Proceedings of the XXIII World Congress of Philosophy

Volume 12, 2018

Ethics

Robin Attfield
Pages 23-27

The Ethics of Geo-engineering

While climate change mitigation remains indispensable, together with adaptation to such climate change as cannot be prevented, current slowness of progress towards attaining an international agreement on these matters has fostered suggestions about climate engineering, originally proposed as supplementary to adaptation and mitigation. These suggestions take the forms of Solar Radiation Management and Carbon Dioxide Removal. This paper discusses the ethics of researching and of deploying them. Solar Radiation Management ranges from harmless but inadequate measures such as making roofs reflect sunlight to ambitious ones such as projecting sulphate aerosols into the stratosphere to reduce incoming radiation.

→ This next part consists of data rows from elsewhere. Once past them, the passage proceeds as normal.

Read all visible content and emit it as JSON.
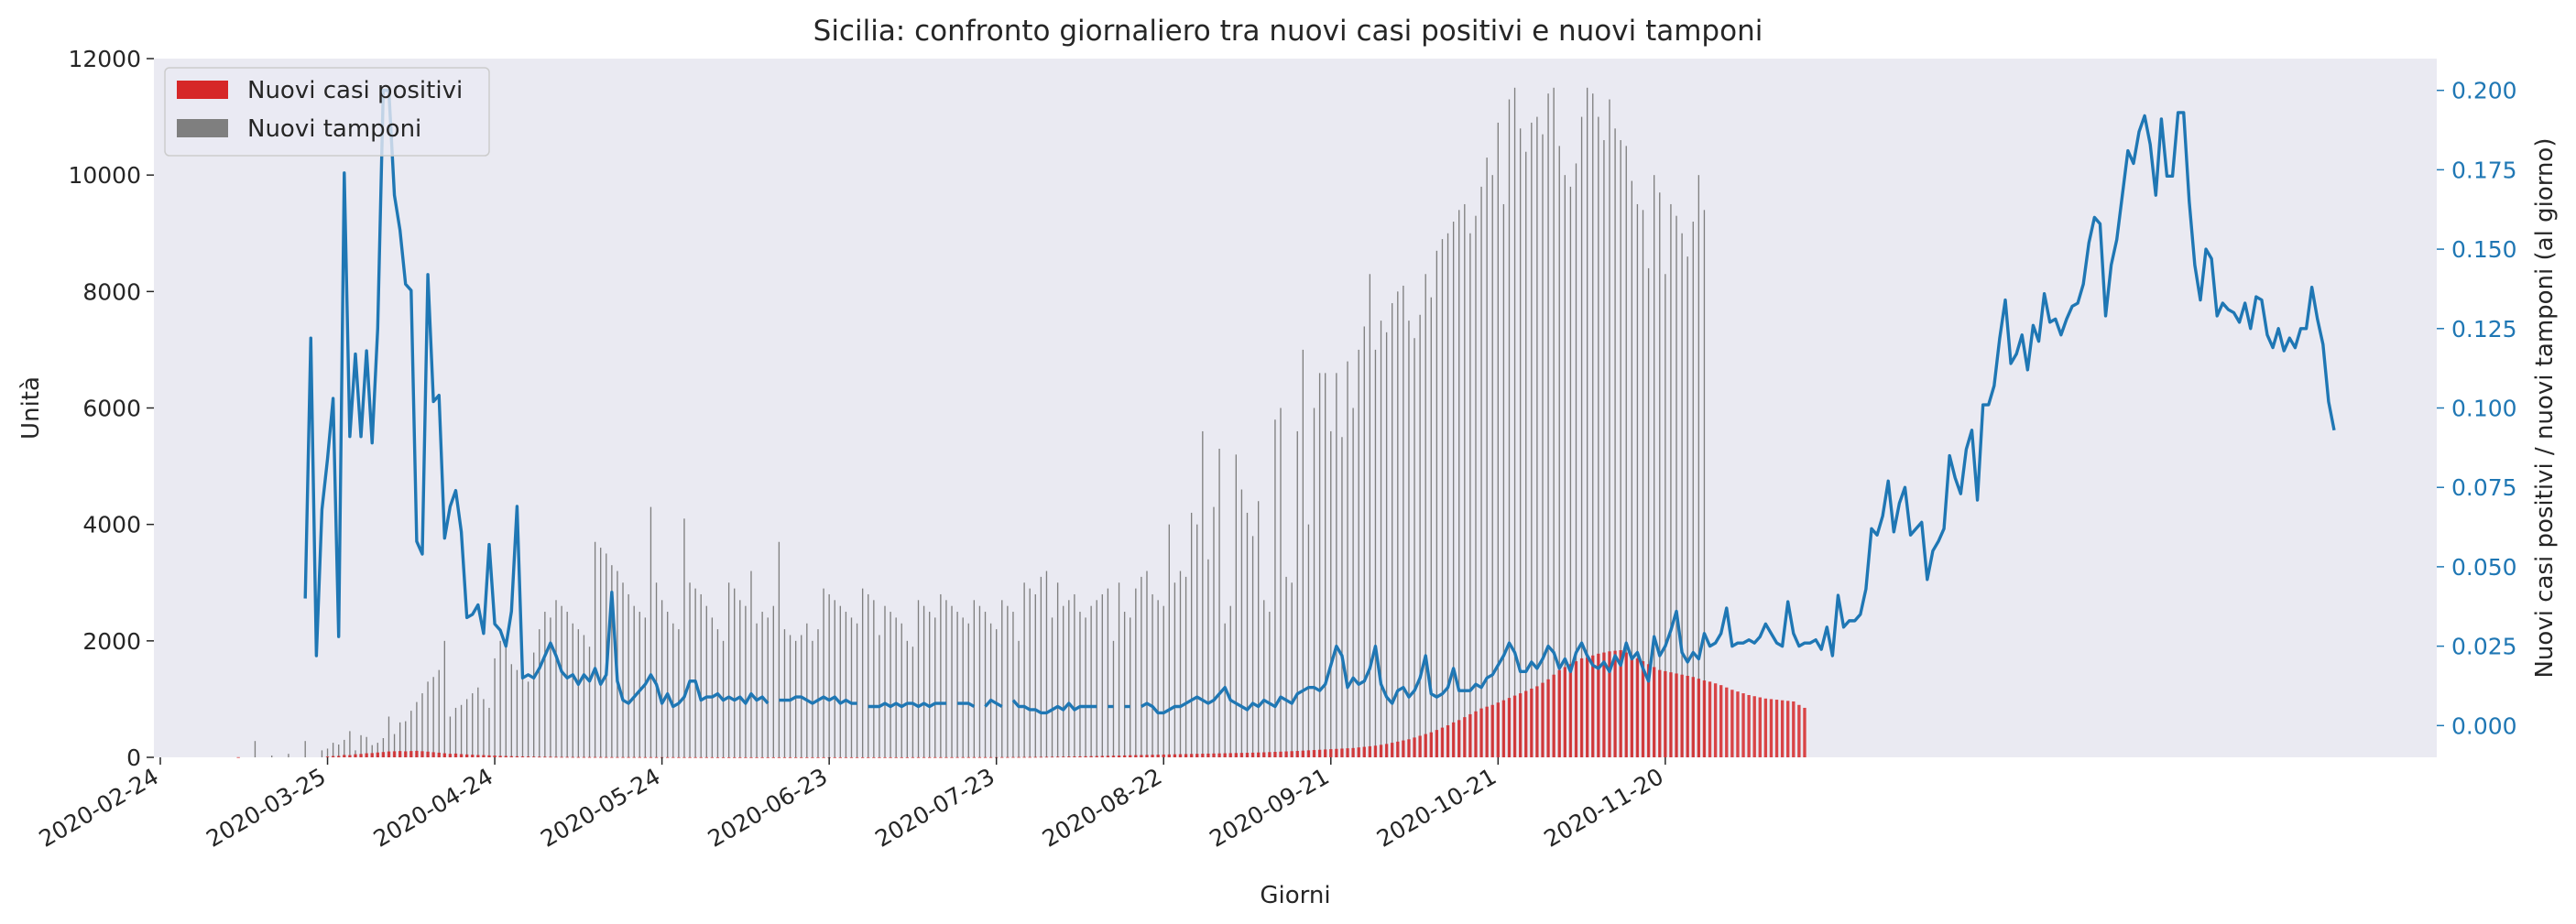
{
  "chart_data": {
    "type": "bar",
    "title": "Sicilia: confronto giornaliero tra nuovi casi positivi e nuovi tamponi",
    "xlabel": "Giorni",
    "ylabel": "Unità",
    "ylabel_right": "Nuovi casi positivi / nuovi tamponi (al giorno)",
    "start_date": "2020-02-24",
    "x_ticks": [
      "2020-02-24",
      "2020-03-25",
      "2020-04-24",
      "2020-05-24",
      "2020-06-23",
      "2020-07-23",
      "2020-08-22",
      "2020-09-21",
      "2020-10-21",
      "2020-11-20"
    ],
    "y_ticks": [
      "0",
      "2000",
      "4000",
      "6000",
      "8000",
      "10000",
      "12000"
    ],
    "y2_ticks": [
      "0.000",
      "0.025",
      "0.050",
      "0.075",
      "0.100",
      "0.125",
      "0.150",
      "0.175",
      "0.200"
    ],
    "ylim": [
      0,
      12000
    ],
    "ylim_right": [
      -0.01,
      0.21
    ],
    "grid": false,
    "legend_position": "top-left",
    "colors": {
      "positivi": "#d62728",
      "tamponi": "#7f7f7f",
      "ratio": "#1f77b4",
      "background": "#eaeaf2",
      "right_axis": "#1f77b4"
    },
    "series": [
      {
        "name": "Nuovi casi positivi",
        "kind": "bar",
        "values": [
          0,
          0,
          0,
          0,
          0,
          0,
          0,
          0,
          0,
          0,
          0,
          0,
          0,
          0,
          3,
          0,
          0,
          0,
          0,
          0,
          0,
          0,
          0,
          0,
          0,
          0,
          0,
          0,
          0,
          0,
          14,
          22,
          24,
          41,
          38,
          53,
          58,
          70,
          73,
          83,
          91,
          101,
          104,
          108,
          103,
          108,
          112,
          105,
          98,
          88,
          80,
          70,
          60,
          65,
          55,
          50,
          45,
          40,
          38,
          34,
          31,
          25,
          23,
          20,
          18,
          16,
          14,
          12,
          10,
          10,
          9,
          8,
          7,
          7,
          6,
          5,
          5,
          5,
          5,
          5,
          4,
          4,
          4,
          4,
          4,
          4,
          4,
          3,
          3,
          3,
          3,
          3,
          3,
          2,
          2,
          2,
          2,
          2,
          2,
          2,
          1,
          1,
          1,
          1,
          1,
          1,
          1,
          1,
          1,
          1,
          1,
          1,
          1,
          1,
          1,
          1,
          1,
          1,
          1,
          1,
          1,
          1,
          1,
          1,
          1,
          1,
          1,
          1,
          1,
          1,
          1,
          1,
          1,
          1,
          1,
          2,
          2,
          2,
          2,
          2,
          2,
          2,
          2,
          3,
          3,
          3,
          3,
          3,
          3,
          3,
          3,
          4,
          4,
          5,
          5,
          6,
          6,
          7,
          8,
          9,
          10,
          11,
          12,
          14,
          15,
          16,
          18,
          20,
          22,
          24,
          26,
          28,
          30,
          33,
          36,
          38,
          40,
          42,
          44,
          46,
          48,
          50,
          52,
          54,
          56,
          58,
          60,
          62,
          64,
          66,
          68,
          70,
          72,
          74,
          76,
          78,
          80,
          83,
          86,
          90,
          94,
          98,
          102,
          106,
          110,
          115,
          120,
          125,
          130,
          135,
          140,
          145,
          150,
          155,
          160,
          170,
          180,
          190,
          200,
          215,
          230,
          250,
          270,
          290,
          310,
          340,
          370,
          400,
          430,
          470,
          510,
          550,
          600,
          640,
          690,
          740,
          790,
          840,
          870,
          900,
          940,
          980,
          1020,
          1060,
          1100,
          1140,
          1180,
          1220,
          1280,
          1340,
          1420,
          1500,
          1550,
          1600,
          1650,
          1700,
          1720,
          1750,
          1780,
          1800,
          1820,
          1830,
          1840,
          1800,
          1750,
          1700,
          1650,
          1600,
          1550,
          1500,
          1480,
          1460,
          1440,
          1420,
          1400,
          1380,
          1350,
          1320,
          1300,
          1270,
          1240,
          1200,
          1160,
          1130,
          1100,
          1070,
          1050,
          1030,
          1010,
          1000,
          990,
          980,
          970,
          960,
          900,
          850
        ]
      },
      {
        "name": "Nuovi tamponi",
        "kind": "bar",
        "values": [
          0,
          0,
          0,
          0,
          0,
          0,
          0,
          0,
          0,
          0,
          0,
          0,
          0,
          0,
          0,
          0,
          0,
          280,
          0,
          0,
          30,
          0,
          0,
          60,
          0,
          0,
          280,
          0,
          0,
          120,
          150,
          250,
          220,
          300,
          450,
          120,
          380,
          350,
          210,
          250,
          330,
          700,
          400,
          600,
          620,
          800,
          950,
          1100,
          1300,
          1380,
          1500,
          2000,
          700,
          850,
          900,
          1000,
          1100,
          1200,
          1000,
          850,
          1700,
          2000,
          1900,
          1600,
          1500,
          1400,
          1300,
          1800,
          2200,
          2500,
          2400,
          2700,
          2600,
          2500,
          2300,
          2200,
          2100,
          1900,
          3700,
          3600,
          3500,
          3300,
          3200,
          3000,
          2800,
          2600,
          2500,
          2400,
          4300,
          3000,
          2700,
          2500,
          2300,
          2200,
          4100,
          3000,
          2900,
          2800,
          2600,
          2400,
          2200,
          2000,
          3000,
          2900,
          2700,
          2600,
          3200,
          2300,
          2500,
          2400,
          2600,
          3700,
          2200,
          2100,
          2000,
          2100,
          2300,
          2000,
          2200,
          2900,
          2800,
          2700,
          2600,
          2500,
          2400,
          2300,
          2900,
          2800,
          2700,
          2100,
          2600,
          2500,
          2400,
          2300,
          2000,
          1900,
          2700,
          2600,
          2500,
          2400,
          2800,
          2700,
          2600,
          2500,
          2400,
          2300,
          2700,
          2600,
          2500,
          2300,
          2200,
          2700,
          2600,
          2500,
          2000,
          3000,
          2900,
          2800,
          3100,
          3200,
          2400,
          3000,
          2600,
          2700,
          2800,
          2500,
          2400,
          2600,
          2700,
          2800,
          2900,
          2000,
          3000,
          2500,
          2400,
          2900,
          3100,
          3200,
          2800,
          2700,
          2600,
          4000,
          3000,
          3200,
          3100,
          4200,
          4000,
          5600,
          3400,
          4300,
          5300,
          2300,
          2600,
          5200,
          4600,
          4200,
          3800,
          4400,
          2700,
          2500,
          5800,
          6000,
          3100,
          3000,
          5600,
          7000,
          4000,
          6000,
          6600,
          6600,
          5600,
          6600,
          5500,
          6800,
          6000,
          7000,
          7400,
          8300,
          7000,
          7500,
          7300,
          7800,
          8000,
          8100,
          7500,
          7200,
          7600,
          8300,
          7900,
          8700,
          8900,
          9000,
          9200,
          9400,
          9500,
          9000,
          9300,
          9800,
          10300,
          10000,
          10900,
          9500,
          11300,
          11500,
          10800,
          10400,
          10900,
          11000,
          10700,
          11400,
          11500,
          10500,
          10000,
          9800,
          10200,
          11000,
          11500,
          11400,
          11000,
          10600,
          11300,
          10800,
          10600,
          10500,
          9900,
          9500,
          9400,
          8400,
          10000,
          9700,
          8300,
          9500,
          9300,
          9000,
          8600,
          9200,
          10000,
          9400
        ]
      },
      {
        "name": "",
        "kind": "line",
        "axis": "right",
        "x_start_index": 26,
        "values": [
          0.04,
          0.122,
          0.022,
          0.068,
          0.084,
          0.103,
          0.028,
          0.174,
          0.091,
          0.117,
          0.091,
          0.118,
          0.089,
          0.125,
          0.2,
          0.2,
          0.167,
          0.156,
          0.139,
          0.137,
          0.058,
          0.054,
          0.142,
          0.102,
          0.104,
          0.059,
          0.069,
          0.074,
          0.061,
          0.034,
          0.035,
          0.038,
          0.029,
          0.057,
          0.032,
          0.03,
          0.025,
          0.036,
          0.069,
          0.015,
          0.016,
          0.015,
          0.018,
          0.022,
          0.026,
          0.022,
          0.017,
          0.015,
          0.016,
          0.013,
          0.016,
          0.014,
          0.018,
          0.013,
          0.016,
          0.042,
          0.014,
          0.008,
          0.007,
          0.009,
          0.011,
          0.013,
          0.016,
          0.013,
          0.007,
          0.01,
          0.006,
          0.007,
          0.009,
          0.014,
          0.014,
          0.008,
          0.009,
          0.009,
          0.01,
          0.008,
          0.009,
          0.008,
          0.009,
          0.007,
          0.01,
          0.008,
          0.009,
          0.007,
          null,
          0.008,
          0.008,
          0.008,
          0.009,
          0.009,
          0.008,
          0.007,
          0.008,
          0.009,
          0.008,
          0.009,
          0.007,
          0.008,
          0.007,
          0.007,
          null,
          0.006,
          0.006,
          0.006,
          0.007,
          0.006,
          0.007,
          0.006,
          0.007,
          0.007,
          0.006,
          0.007,
          0.006,
          0.007,
          0.007,
          0.007,
          null,
          0.007,
          0.007,
          0.007,
          0.006,
          null,
          0.006,
          0.008,
          0.007,
          0.006,
          null,
          0.008,
          0.006,
          0.006,
          0.005,
          0.005,
          0.004,
          0.004,
          0.005,
          0.006,
          0.005,
          0.007,
          0.005,
          0.006,
          0.006,
          0.006,
          0.006,
          null,
          0.006,
          0.006,
          null,
          0.006,
          0.006,
          null,
          0.006,
          0.007,
          0.006,
          0.004,
          0.004,
          0.005,
          0.006,
          0.006,
          0.007,
          0.008,
          0.009,
          0.008,
          0.007,
          0.008,
          0.01,
          0.012,
          0.008,
          0.007,
          0.006,
          0.005,
          0.007,
          0.006,
          0.008,
          0.007,
          0.006,
          0.009,
          0.008,
          0.007,
          0.01,
          0.011,
          0.012,
          0.012,
          0.011,
          0.013,
          0.019,
          0.025,
          0.022,
          0.012,
          0.015,
          0.013,
          0.014,
          0.018,
          0.025,
          0.013,
          0.009,
          0.007,
          0.011,
          0.012,
          0.009,
          0.011,
          0.015,
          0.022,
          0.01,
          0.009,
          0.01,
          0.012,
          0.018,
          0.011,
          0.011,
          0.011,
          0.013,
          0.012,
          0.015,
          0.016,
          0.019,
          0.022,
          0.026,
          0.023,
          0.017,
          0.017,
          0.02,
          0.018,
          0.021,
          0.025,
          0.023,
          0.018,
          0.021,
          0.017,
          0.023,
          0.026,
          0.022,
          0.019,
          0.018,
          0.02,
          0.017,
          0.022,
          0.019,
          0.026,
          0.021,
          0.023,
          0.018,
          0.014,
          0.028,
          0.022,
          0.025,
          0.03,
          0.036,
          0.023,
          0.02,
          0.023,
          0.021,
          0.029,
          0.025,
          0.026,
          0.029,
          0.037,
          0.025,
          0.026,
          0.026,
          0.027,
          0.026,
          0.028,
          0.032,
          0.029,
          0.026,
          0.025,
          0.039,
          0.029,
          0.025,
          0.026,
          0.026,
          0.027,
          0.024,
          0.031,
          0.022,
          0.041,
          0.031,
          0.033,
          0.033,
          0.035,
          0.043,
          0.062,
          0.06,
          0.066,
          0.077,
          0.061,
          0.07,
          0.075,
          0.06,
          0.062,
          0.064,
          0.046,
          0.055,
          0.058,
          0.062,
          0.085,
          0.078,
          0.073,
          0.087,
          0.093,
          0.071,
          0.101,
          0.101,
          0.107,
          0.122,
          0.134,
          0.114,
          0.117,
          0.123,
          0.112,
          0.126,
          0.121,
          0.136,
          0.127,
          0.128,
          0.123,
          0.128,
          0.132,
          0.133,
          0.139,
          0.152,
          0.16,
          0.158,
          0.129,
          0.145,
          0.153,
          0.167,
          0.181,
          0.177,
          0.187,
          0.192,
          0.183,
          0.167,
          0.191,
          0.173,
          0.173,
          0.193,
          0.193,
          0.165,
          0.145,
          0.134,
          0.15,
          0.147,
          0.129,
          0.133,
          0.131,
          0.13,
          0.127,
          0.133,
          0.125,
          0.135,
          0.134,
          0.123,
          0.119,
          0.125,
          0.118,
          0.122,
          0.119,
          0.125,
          0.125,
          0.138,
          0.128,
          0.12,
          0.102,
          0.093
        ],
        "note_x": "one value per day starting at start_date + x_start_index"
      }
    ]
  }
}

Some favor this measure as a quick and inexpensive replacement for mitigation; but its possible side-effects and lack of an exit-strategy mean that its deployment would be misguided, and that researching it might undermine determination to reach a mitigation agreement. Some forms of Carbon Dioxide Removal (seeding the oceans with iron filings to grow carbon-reducing algae) face similar objections, but others, like afforestation and Carbon Capture and Storage (itself not yet operative), comprise acceptable enhancements of current technology. Even if they do not buy time, these measures could beneficially supplement a global Climate Change agreement.